Returning home to his father on a luxury cruise, Stanwyck succeeds in romancing the clueless Fonda, hoping for the ultimate con: marriage. Lucky for him, grouchy William Demarest is on Pallette's payroll and protective of Fonda.
Demarest finally manages to remove the wool over Fonda's eyes concerning Stanwyck, and he escapes her schemes. She vows revenge, by assuming another identity and flirting her way into Pallette's social circle. This plot also involves Eric Blore, who, like Stanwyck, is posing as a British aristocrat.
How others will see it. Surprisingly, the Preston Sturges comedies were underappreciated at the time they were made, during the 1940s. It is only in subsequent decades that they were hailed as highlights of the Hollywood Golden Age.
The reception for The Lady Eve was typical. It received only a single Oscar nod, for Best Original Story. The film was not among the top 20 box office hits of 1941, which was headed by Sergeant York, and included such fare as four Bob Hope comedies and three Abbott and Costello vehicles.
Today, though, it is The Lady Eve that is enshrined in the National Film Registry, while Bob Hope's Louisiana Purchase, the #3 hit that year, has a mere 331 votes at imdb.com.

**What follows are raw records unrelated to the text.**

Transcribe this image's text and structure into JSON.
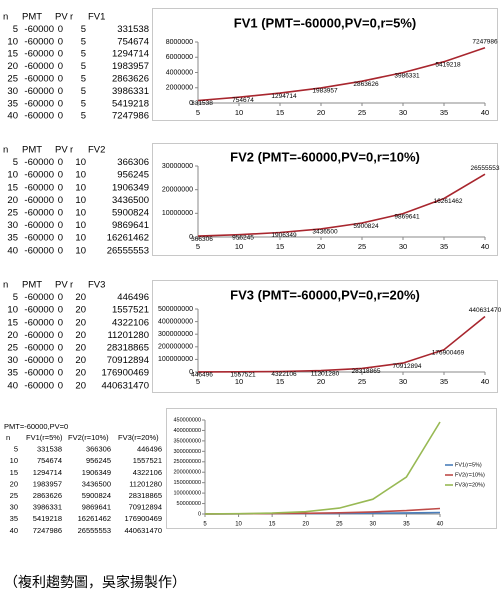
{
  "chart_data": [
    {
      "type": "line",
      "title": "FV1 (PMT=-60000,PV=0,r=5%)",
      "x": [
        5,
        10,
        15,
        20,
        25,
        30,
        35,
        40
      ],
      "xlim": [
        5,
        40
      ],
      "xticks": [
        5,
        10,
        15,
        20,
        25,
        30,
        35,
        40
      ],
      "ylim": [
        0,
        8000000
      ],
      "yticks": [
        0,
        2000000,
        4000000,
        6000000,
        8000000
      ],
      "data_labels": true,
      "series": [
        {
          "color": "#a8262e",
          "values": [
            331538,
            754674,
            1294714,
            1983957,
            2863626,
            3986331,
            5419218,
            7247986
          ]
        }
      ]
    },
    {
      "type": "line",
      "title": "FV2 (PMT=-60000,PV=0,r=10%)",
      "x": [
        5,
        10,
        15,
        20,
        25,
        30,
        35,
        40
      ],
      "xlim": [
        5,
        40
      ],
      "xticks": [
        5,
        10,
        15,
        20,
        25,
        30,
        35,
        40
      ],
      "ylim": [
        0,
        30000000
      ],
      "yticks": [
        0,
        10000000,
        20000000,
        30000000
      ],
      "data_labels": true,
      "series": [
        {
          "color": "#a8262e",
          "values": [
            366306,
            956245,
            1906349,
            3436500,
            5900824,
            9869641,
            16261462,
            26555553
          ]
        }
      ]
    },
    {
      "type": "line",
      "title": "FV3 (PMT=-60000,PV=0,r=20%)",
      "x": [
        5,
        10,
        15,
        20,
        25,
        30,
        35,
        40
      ],
      "xlim": [
        5,
        40
      ],
      "xticks": [
        5,
        10,
        15,
        20,
        25,
        30,
        35,
        40
      ],
      "ylim": [
        0,
        500000000
      ],
      "yticks": [
        0,
        100000000,
        200000000,
        300000000,
        400000000,
        500000000
      ],
      "data_labels": true,
      "series": [
        {
          "color": "#a8262e",
          "values": [
            446496,
            1557521,
            4322106,
            11201280,
            28318865,
            70912894,
            176900469,
            440631470
          ]
        }
      ]
    },
    {
      "type": "line",
      "x": [
        5,
        10,
        15,
        20,
        25,
        30,
        35,
        40
      ],
      "xlim": [
        5,
        40
      ],
      "xticks": [
        5,
        10,
        15,
        20,
        25,
        30,
        35,
        40
      ],
      "ylim": [
        0,
        450000000
      ],
      "yticks": [
        0,
        50000000,
        100000000,
        150000000,
        200000000,
        250000000,
        300000000,
        350000000,
        400000000,
        450000000
      ],
      "legend": "right",
      "series": [
        {
          "name": "FV1(r=5%)",
          "color": "#4a7ebb",
          "values": [
            331538,
            754674,
            1294714,
            1983957,
            2863626,
            3986331,
            5419218,
            7247986
          ]
        },
        {
          "name": "FV2(r=10%)",
          "color": "#be4b48",
          "values": [
            366306,
            956245,
            1906349,
            3436500,
            5900824,
            9869641,
            16261462,
            26555553
          ]
        },
        {
          "name": "FV3(r=20%)",
          "color": "#98b954",
          "values": [
            446496,
            1557521,
            4322106,
            11201280,
            28318865,
            70912894,
            176900469,
            440631470
          ]
        }
      ]
    }
  ],
  "tables": [
    {
      "headers": [
        "n",
        "PMT",
        "PV",
        "r",
        "FV1"
      ],
      "rows": [
        [
          5,
          -60000,
          0,
          5,
          331538
        ],
        [
          10,
          -60000,
          0,
          5,
          754674
        ],
        [
          15,
          -60000,
          0,
          5,
          1294714
        ],
        [
          20,
          -60000,
          0,
          5,
          1983957
        ],
        [
          25,
          -60000,
          0,
          5,
          2863626
        ],
        [
          30,
          -60000,
          0,
          5,
          3986331
        ],
        [
          35,
          -60000,
          0,
          5,
          5419218
        ],
        [
          40,
          -60000,
          0,
          5,
          7247986
        ]
      ]
    },
    {
      "headers": [
        "n",
        "PMT",
        "PV",
        "r",
        "FV2"
      ],
      "rows": [
        [
          5,
          -60000,
          0,
          10,
          366306
        ],
        [
          10,
          -60000,
          0,
          10,
          956245
        ],
        [
          15,
          -60000,
          0,
          10,
          1906349
        ],
        [
          20,
          -60000,
          0,
          10,
          3436500
        ],
        [
          25,
          -60000,
          0,
          10,
          5900824
        ],
        [
          30,
          -60000,
          0,
          10,
          9869641
        ],
        [
          35,
          -60000,
          0,
          10,
          16261462
        ],
        [
          40,
          -60000,
          0,
          10,
          26555553
        ]
      ]
    },
    {
      "headers": [
        "n",
        "PMT",
        "PV",
        "r",
        "FV3"
      ],
      "rows": [
        [
          5,
          -60000,
          0,
          20,
          446496
        ],
        [
          10,
          -60000,
          0,
          20,
          1557521
        ],
        [
          15,
          -60000,
          0,
          20,
          4322106
        ],
        [
          20,
          -60000,
          0,
          20,
          11201280
        ],
        [
          25,
          -60000,
          0,
          20,
          28318865
        ],
        [
          30,
          -60000,
          0,
          20,
          70912894
        ],
        [
          35,
          -60000,
          0,
          20,
          176900469
        ],
        [
          40,
          -60000,
          0,
          20,
          440631470
        ]
      ]
    },
    {
      "title": "PMT=-60000,PV=0",
      "headers": [
        "n",
        "FV1(r=5%)",
        "FV2(r=10%)",
        "FV3(r=20%)"
      ],
      "rows": [
        [
          5,
          331538,
          366306,
          446496
        ],
        [
          10,
          754674,
          956245,
          1557521
        ],
        [
          15,
          1294714,
          1906349,
          4322106
        ],
        [
          20,
          1983957,
          3436500,
          11201280
        ],
        [
          25,
          2863626,
          5900824,
          28318865
        ],
        [
          30,
          3986331,
          9869641,
          70912894
        ],
        [
          35,
          5419218,
          16261462,
          176900469
        ],
        [
          40,
          7247986,
          26555553,
          440631470
        ]
      ]
    }
  ],
  "caption": "（複利趨勢圖，吳家揚製作）"
}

The Lady Eve has 15K votes and a lofty 8.0 user rating, which rises to a remarkable 8.6 among women over 45, the most significant demographic due to its indifference to critical consensus.
Certainly, most viewers find The Lady Eve highly amusing. Many if not most are classic film fans who have seen the majority of Sturges' now-beloved screwball comedies.
How I felt about it. The Lady Eve was made during the Production Code era. This explains why Fonda and Stanwyck can't spend the night together until they are married, albeit under a phony name for Stanwyck, which might make the marriage invalid.
Also under the Production Code, criminals must be punished. Curiously, this edict is unfulfilled in the present film. For example, Charles Coburn apparently gets to cash Henry Fonda's $32K check, which would be about $500K in 2017 money. That is quite a swindle to accomplish through cheating at cards.
Stanwyck's unethical behavior is also rewarded. It's true that she stops her father from cheating Fonda on a few occasions, but she lies to Fonda about her and her father's identity. She also lies about past lovers, merely to enrage Fonda, to "get even" for his dumping her after he learns she is a career criminal.
She also trips him, which could seriously injure him. Her behavior is rewarded by marriage to a very wealthy man. Coburn is unpunished, and the same goes for Eric Blore, and also Melville Cooper, the valet of Coburn and complicit in his schemes. Apparently, the message is that you can fleece wealthy people with impunity as long as you are funny, or beautiful, or both.
I compare The Lady Eve with The Grifters (1990), a much darker post-Code film that properly shows the consequences of longterm predatory behavior. The Grifters is more realistic, and better, but has a lower user rating by a full point. The fact that audiences choose entertainment over credible drama does not surprise me, but it also does not change my opinion.
The "happy ending" has Stanwyck reunited with Fonda. Presumably, the dense Fonda will soon realize that Stanwyck is both Jean and Eve, and will forgive her for the many awful things she has done to him, because she really does love him, or at least says she does. With con artists, you never know.
Henry Fonda's dry character has lost all interest in his snakes (previously his sole passion) by the second reel. It is difficult to believe that Coburn is the father of Stanwyck, and Pallette is the father of Fonda. Apparently, if you want to turn old and ugly quickly, become a father. As for the mothers, they simply disappear.
At least we have William Demarest, who doesn't like con artists, and seeks to protect the vulnerable Henry Fonda from the manipulative and deceptive Stanwyck. A moral sourpuss and a consistent character, Demarest is my favorite from the film, and it is no wonder that he is a standout in ten of Sturges' comedies.